Software Heritage graph tools.
Options:
-C, --config-file FILE YAML configuration file
-h, --help Show this message and exit.
Commands:
api-client client for the graph REST service
cachemount Cache the mmapped files of the compressed graph in a tmpfs.
compress Compress a graph using WebGraph Input: a pair of files...
map Manage swh-graph on-disk maps
rpc-serve run the graph REST service
Compression
-----------
Existing datasets
^^^^^^^^^^^^^^^^^
You can directly use compressed graph datasets provided by Software Heritage.

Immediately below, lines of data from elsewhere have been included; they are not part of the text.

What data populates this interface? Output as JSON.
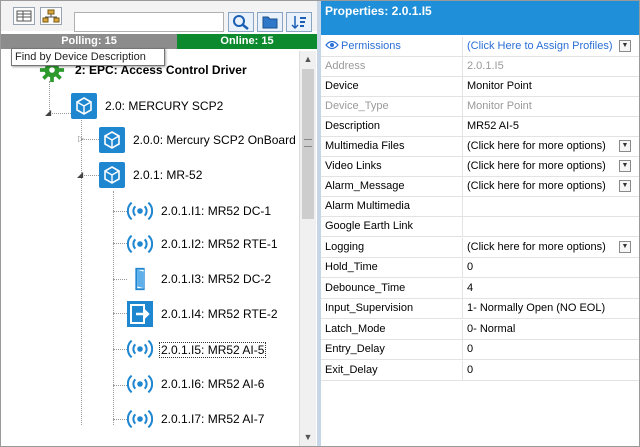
{
  "toolbar": {
    "search_value": "",
    "icons": [
      "grid-view-icon",
      "network-tree-icon",
      "search-icon",
      "folder-icon",
      "sort-icon"
    ]
  },
  "status": {
    "polling": "Polling: 15",
    "online": "Online: 15"
  },
  "tooltip": "Find by Device Description",
  "tree": {
    "nodes": [
      {
        "label": "2:  EPC: Access Control Driver",
        "icon": "gear-icon"
      },
      {
        "label": "2.0:  MERCURY SCP2",
        "icon": "mercury-controller-icon"
      },
      {
        "label": "2.0.0:  Mercury SCP2 OnBoard",
        "icon": "mercury-controller-icon"
      },
      {
        "label": "2.0.1:  MR-52",
        "icon": "mercury-controller-icon"
      },
      {
        "label": "2.0.1.I1:  MR52 DC-1",
        "icon": "wireless-input-icon"
      },
      {
        "label": "2.0.1.I2:  MR52 RTE-1",
        "icon": "wireless-input-icon"
      },
      {
        "label": "2.0.1.I3:  MR52 DC-2",
        "icon": "door-icon"
      },
      {
        "label": "2.0.1.I4:  MR52 RTE-2",
        "icon": "exit-icon"
      },
      {
        "label": "2.0.1.I5:  MR52 AI-5",
        "icon": "wireless-input-icon"
      },
      {
        "label": "2.0.1.I6:  MR52 AI-6",
        "icon": "wireless-input-icon"
      },
      {
        "label": "2.0.1.I7:  MR52 AI-7",
        "icon": "wireless-input-icon"
      }
    ]
  },
  "properties": {
    "title": "Properties:  2.0.1.I5",
    "rows": [
      {
        "name": "Permissions",
        "value": "(Click Here to Assign Profiles)"
      },
      {
        "name": "Address",
        "value": "2.0.1.I5"
      },
      {
        "name": "Device",
        "value": "Monitor Point"
      },
      {
        "name": "Device_Type",
        "value": "Monitor Point"
      },
      {
        "name": "Description",
        "value": "MR52 AI-5"
      },
      {
        "name": "Multimedia Files",
        "value": "(Click here for more options)"
      },
      {
        "name": "Video Links",
        "value": "(Click here for more options)"
      },
      {
        "name": "Alarm_Message",
        "value": "(Click here for more options)"
      },
      {
        "name": "Alarm Multimedia",
        "value": ""
      },
      {
        "name": "Google Earth Link",
        "value": ""
      },
      {
        "name": "Logging",
        "value": "(Click here for more options)"
      },
      {
        "name": "Hold_Time",
        "value": "0"
      },
      {
        "name": "Debounce_Time",
        "value": "4"
      },
      {
        "name": "Input_Supervision",
        "value": "1- Normally Open    (NO EOL)"
      },
      {
        "name": "Latch_Mode",
        "value": "0- Normal"
      },
      {
        "name": "Entry_Delay",
        "value": "0"
      },
      {
        "name": "Exit_Delay",
        "value": "0"
      }
    ]
  },
  "colors": {
    "header_blue": "#1e8fd8",
    "online_green": "#0e8a2e",
    "polling_gray": "#8c8c8c",
    "icon_blue": "#1f86d0",
    "gear_green": "#2e9a2e"
  }
}
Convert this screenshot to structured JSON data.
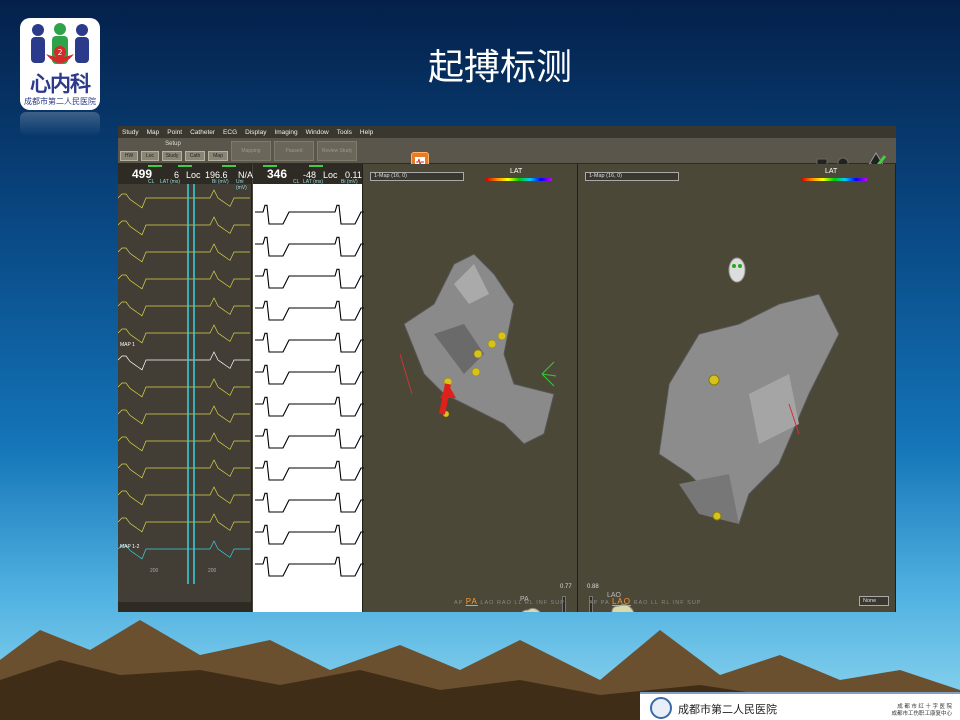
{
  "slide": {
    "title": "起搏标测"
  },
  "logo": {
    "title": "心内科",
    "subtitle": "成都市第二人民医院",
    "badge_number": "2"
  },
  "menu": [
    "Study",
    "Map",
    "Point",
    "Catheter",
    "ECG",
    "Display",
    "Imaging",
    "Window",
    "Tools",
    "Help"
  ],
  "toolbar": {
    "setup_label": "Setup",
    "tabs": [
      "HW",
      "Loc",
      "Study",
      "Cath",
      "Map"
    ],
    "mapping_label": "Mapping",
    "paused_label": "Paused",
    "review_label": "Review Study"
  },
  "ecg_left": {
    "cl_value": "499",
    "cl_label": "CL",
    "lat_value": "6",
    "lat_label": "LAT (ms)",
    "loc_label": "Loc",
    "loc_value": "196.6",
    "bi_value": "N/A",
    "bi_label": "Bi (mV)",
    "uni_label": "Uni (mV)",
    "channel_label": "MAP 1",
    "channel2_label": "MAP 1-2",
    "tick_a": "200",
    "tick_b": "200"
  },
  "ecg_mid": {
    "cl_value": "346",
    "cl_label": "CL",
    "lat_value": "-48",
    "lat_label": "LAT (ms)",
    "loc_label": "Loc",
    "loc_value": "0.11",
    "bi_label": "Bi (mV)"
  },
  "map_left": {
    "selector": "1-Map (16, 0)",
    "legend": "LAT",
    "zoom": "0.77",
    "orientation": "PA",
    "views": [
      "AP",
      "PA",
      "LAO",
      "RAO",
      "LL",
      "RL",
      "INF",
      "SUP"
    ],
    "active_view": "PA"
  },
  "map_right": {
    "selector": "1-Map (16, 0)",
    "legend": "LAT",
    "zoom": "0.88",
    "orientation": "LAO",
    "views": [
      "AP",
      "PA",
      "LAO",
      "RAO",
      "LL",
      "RL",
      "INF",
      "SUP"
    ],
    "active_view": "LAO",
    "none_label": "None"
  },
  "footer": {
    "hospital": "成都市第二人民医院",
    "line1": "成 都 市 红 十 字 医 院",
    "line2": "成都市工伤职工康复中心"
  },
  "colors": {
    "bg_top": "#04204a",
    "bg_bottom": "#8fd7f0",
    "app_bg": "#4a463c",
    "accent_orange": "#e87b24",
    "ecg_yellow": "#d8d44a",
    "ecg_cyan": "#3ccfe0",
    "marker_yellow": "#d6c21c",
    "arrow_red": "#e0201a"
  }
}
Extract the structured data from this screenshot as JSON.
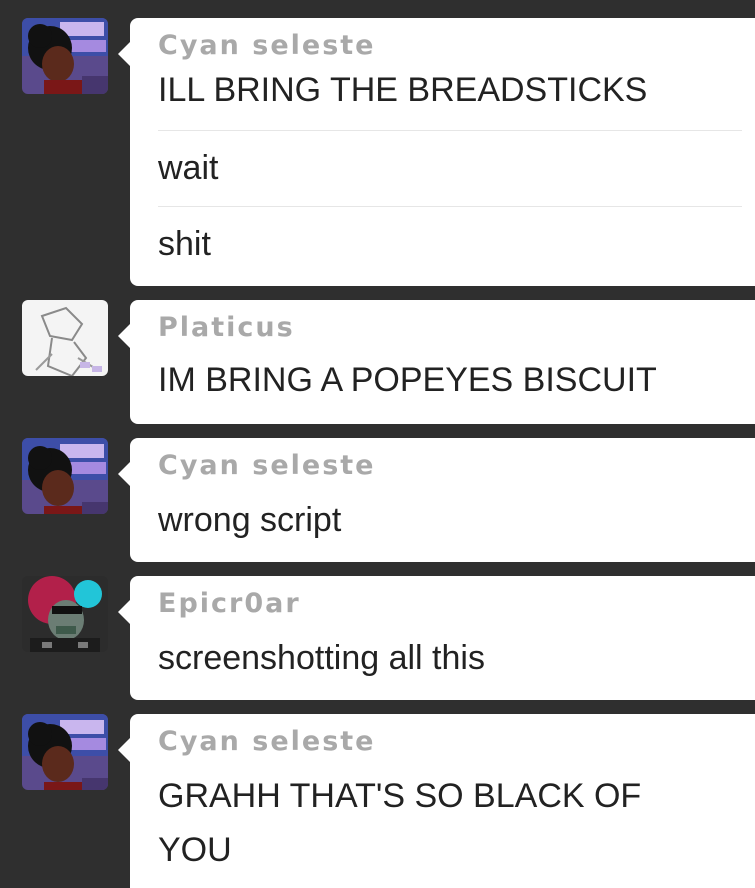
{
  "colors": {
    "background": "#2f2f2f",
    "bubble": "#ffffff",
    "username": "#a9a9a9",
    "text": "#222222"
  },
  "messages": [
    {
      "user": "Cyan seleste",
      "avatar_icon": "cyan-seleste-avatar",
      "lines": [
        "ILL BRING THE BREADSTICKS",
        "wait",
        "shit"
      ]
    },
    {
      "user": "Platicus",
      "avatar_icon": "platicus-avatar",
      "lines": [
        "IM BRING A POPEYES BISCUIT"
      ]
    },
    {
      "user": "Cyan seleste",
      "avatar_icon": "cyan-seleste-avatar",
      "lines": [
        "wrong script"
      ]
    },
    {
      "user": "Epicr0ar",
      "avatar_icon": "epicr0ar-avatar",
      "lines": [
        "screenshotting all this"
      ]
    },
    {
      "user": "Cyan seleste",
      "avatar_icon": "cyan-seleste-avatar",
      "lines": [
        "GRAHH THAT'S SO BLACK OF",
        "YOU"
      ]
    }
  ]
}
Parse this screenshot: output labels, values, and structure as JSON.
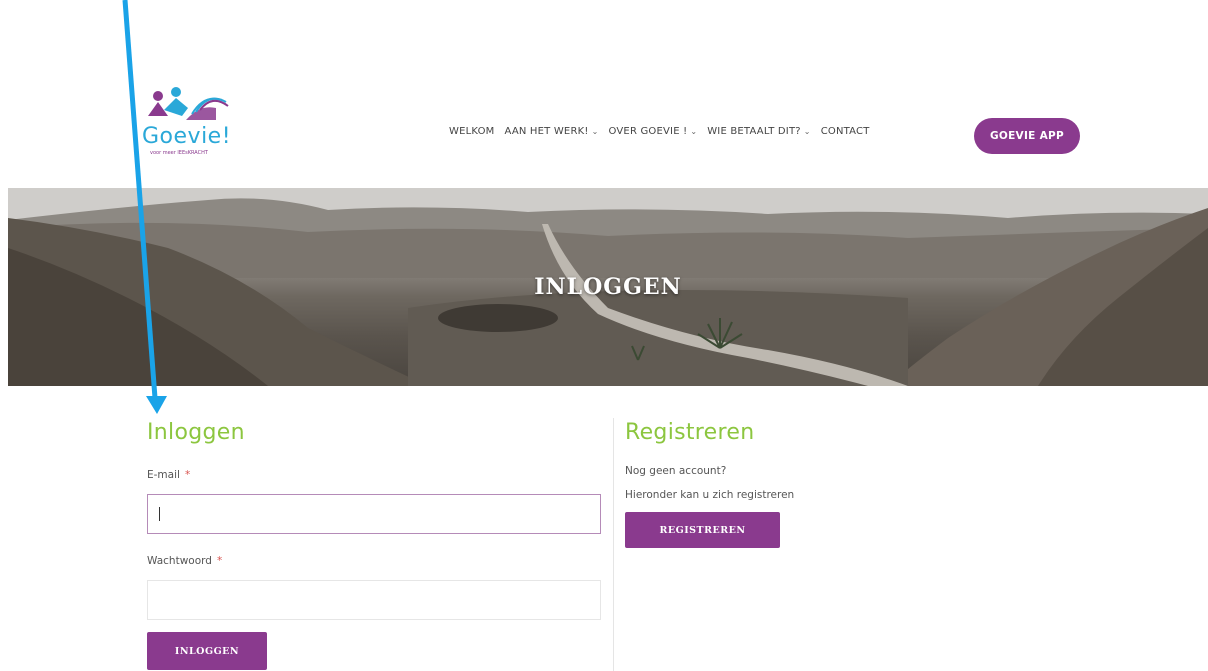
{
  "header": {
    "logo_text": "Goevie!",
    "logo_tagline": "voor meer lEEsKRACHT",
    "nav": [
      {
        "label": "WELKOM",
        "dropdown": false
      },
      {
        "label": "AAN HET WERK!",
        "dropdown": true
      },
      {
        "label": "OVER GOEVIE !",
        "dropdown": true
      },
      {
        "label": "WIE BETAALT DIT?",
        "dropdown": true
      },
      {
        "label": "CONTACT",
        "dropdown": false
      }
    ],
    "app_button": "GOEVIE APP"
  },
  "hero": {
    "title": "INLOGGEN"
  },
  "login": {
    "heading": "Inloggen",
    "email_label": "E-mail",
    "email_value": "",
    "password_label": "Wachtwoord",
    "password_value": "",
    "required_mark": "*",
    "submit": "INLOGGEN"
  },
  "register": {
    "heading": "Registreren",
    "line1": "Nog geen account?",
    "line2": "Hieronder kan u zich registreren",
    "button": "REGISTREREN"
  },
  "colors": {
    "brand_purple": "#8a3a8e",
    "heading_green": "#8cc63f",
    "annotation_arrow": "#1aa3e8"
  }
}
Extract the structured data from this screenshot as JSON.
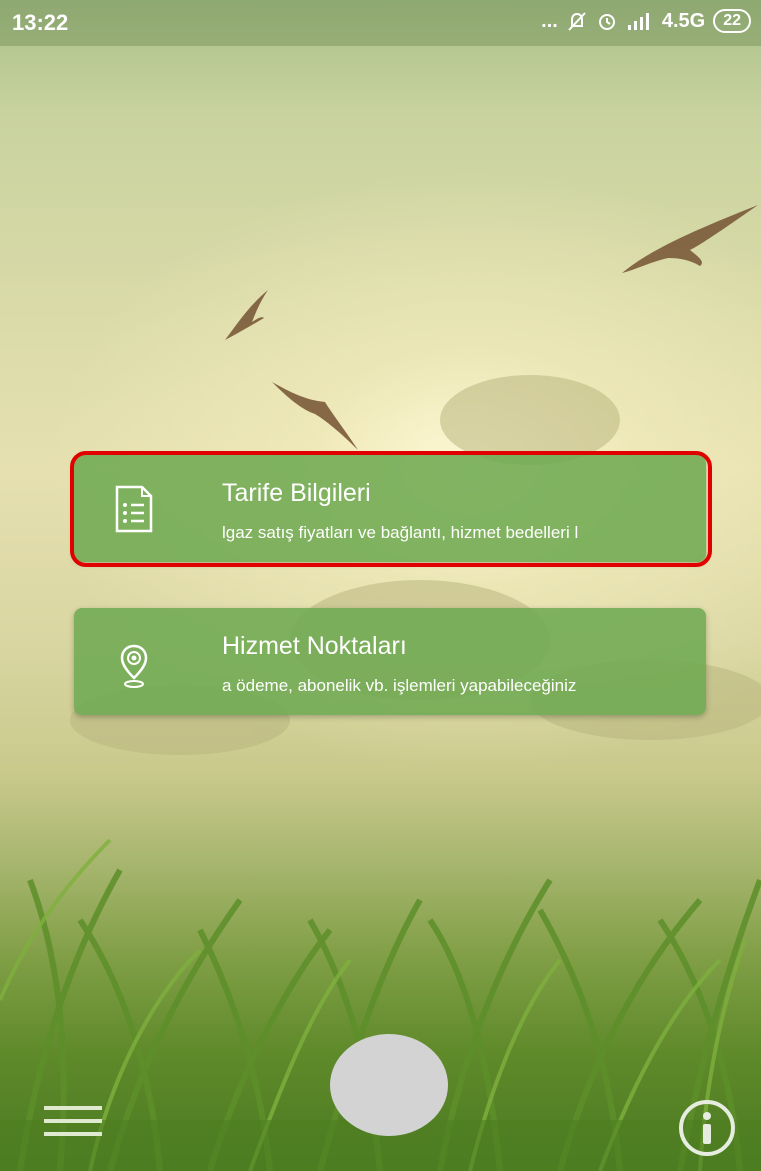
{
  "status_bar": {
    "time": "13:22",
    "dots": "...",
    "network": "4.5G",
    "battery": "22",
    "icons": [
      "mute-bell-icon",
      "alarm-icon",
      "signal-icon"
    ]
  },
  "cards": [
    {
      "title": "Tarife Bilgileri",
      "subtitle": "lgaz satış fiyatları ve bağlantı, hizmet bedelleri l",
      "icon": "document-list-icon"
    },
    {
      "title": "Hizmet Noktaları",
      "subtitle": "a ödeme, abonelik vb. işlemleri yapabileceğiniz",
      "icon": "location-pin-icon"
    }
  ],
  "bottom_bar": {
    "menu_icon": "hamburger-menu-icon",
    "info_icon": "info-icon"
  },
  "colors": {
    "card_bg": "#70aa52",
    "highlight": "#e00000",
    "center_button": "#d3d3d3"
  }
}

Here is a small and realistic dataset (3.1GB):
https://annex.softwareheritage.org/public/dataset/graph/latest/popular-3k-python/python3kcompress.tar
.. code:: bash
(swhenv) ~/t/swh-graph-tests$ curl -O https://annex.softwareheritage.org/public/dataset/graph/latest/popular-3k-python/python3kcompress.tar
(swhenv) ~/t/swh-graph-tests$ tar xvf python3kcompress.tar
(swhenv) ~/t/swh-graph-tests$ touch python3kcompress/*.obl # fix the mtime of cached offset files to allow faster loading
Note: not for the faint heart, but the full dataset is available at:
https://annex.softwareheritage.org/public/dataset/graph/latest/compressed/
Own datasets
^^^^^^^^^^^^
A graph is described as both its adjacency list and the set of nodes
identifiers in plain text format. Such graph example can be found in the
`swh/graph/tests/dataset/` folder.
You can compress the example graph on the command line like this:
.. code:: bash
(swhenv) ~/t/swh-graph-tests$ swh graph compress --graph swh/graph/tests/dataset/example --outdir output/
[...]
(swhenv) ~/t/swh-graph-tests$ ls output/
example-bv.properties example.mph example.obl example.outdegree example.swhid2node.bin example-transposed.offsets
example.graph example.node2swhid.bin example.offsets example.properties example-transposed.graph example-transposed.properties
example.indegree example.node2type.map example.order example.stats example-transposed.obl
API server
----------
To start a `swh.graph` API server of a compressed graph dataset, run:
.. code:: bash
(swhenv) ~/t/swh-graph-tests$ swh graph rpc-serve -g output/example
Loading graph output/example ...
Graph loaded.
======== Running on http://0.0.0.0:5009 ========
(Press CTRL+C to quit)
From there you can use this endpoint to query the compressed graph, for example
with httpie_ (`sudo apt install`) from another terminal:
.. _httpie: https://httpie.org
.. code:: bash
~/tmp$ http :5009/graph/visit/nodes/swh:1:rel:0000000000000000000000000000000000000010
HTTP/1.1 200 OK
Content-Type: text/plain
Date: Tue, 15 Sep 2020 08:33:25 GMT
Server: Python/3.8 aiohttp/3.6.2
Transfer-Encoding: chunked
swh:1:rel:0000000000000000000000000000000000000010
swh:1:rev:0000000000000000000000000000000000000009
swh:1:rev:0000000000000000000000000000000000000003
swh:1:dir:0000000000000000000000000000000000000002
swh:1:cnt:0000000000000000000000000000000000000001
swh:1:dir:0000000000000000000000000000000000000008
swh:1:dir:0000000000000000000000000000000000000006
swh:1:cnt:0000000000000000000000000000000000000004
swh:1:cnt:0000000000000000000000000000000000000005
swh:1:cnt:0000000000000000000000000000000000000007
Running the existing `python3kcompress` dataset:
.. code:: bash
(swhenv) ~/t/swh-graph-tests$ swh graph rpc-serve -g python3kcompress/python3k
Loading graph python3kcompress/python3k ...
Graph loaded.
======== Running on http://0.0.0.0:5009 ========
(Press CTRL+C to quit)
~/tmp$ http :5009/graph/leaves/swh:1:dir:432d1b21c1256f7408a07c577b6974bbdbcc1323
HTTP/1.1 200 OK
Content-Type: text/plain
Date: Tue, 15 Sep 2020 08:35:19 GMT
Server: Python/3.8 aiohttp/3.6.2
Transfer-Encoding: chunked
swh:1:cnt:33af56e02dd970873d8058154bf016ec73b35dfb
swh:1:cnt:b03b4ffd7189ae5457d8e1c2ee0490b1938fd79f
swh:1:cnt:74d127c2186f7f0e8b14a27249247085c49d548a
swh:1:cnt:c0139aa8e79b338e865a438326629fa22fa8f472
[...]
swh:1:cnt:a6b60e797063fef707bbaa4f90cfb4a2cbbddd4a
swh:1:cnt:cc0a1deca559c1dd2240c08156d31cde1d8ed406
See the documentation of the :ref:`API ` for more details.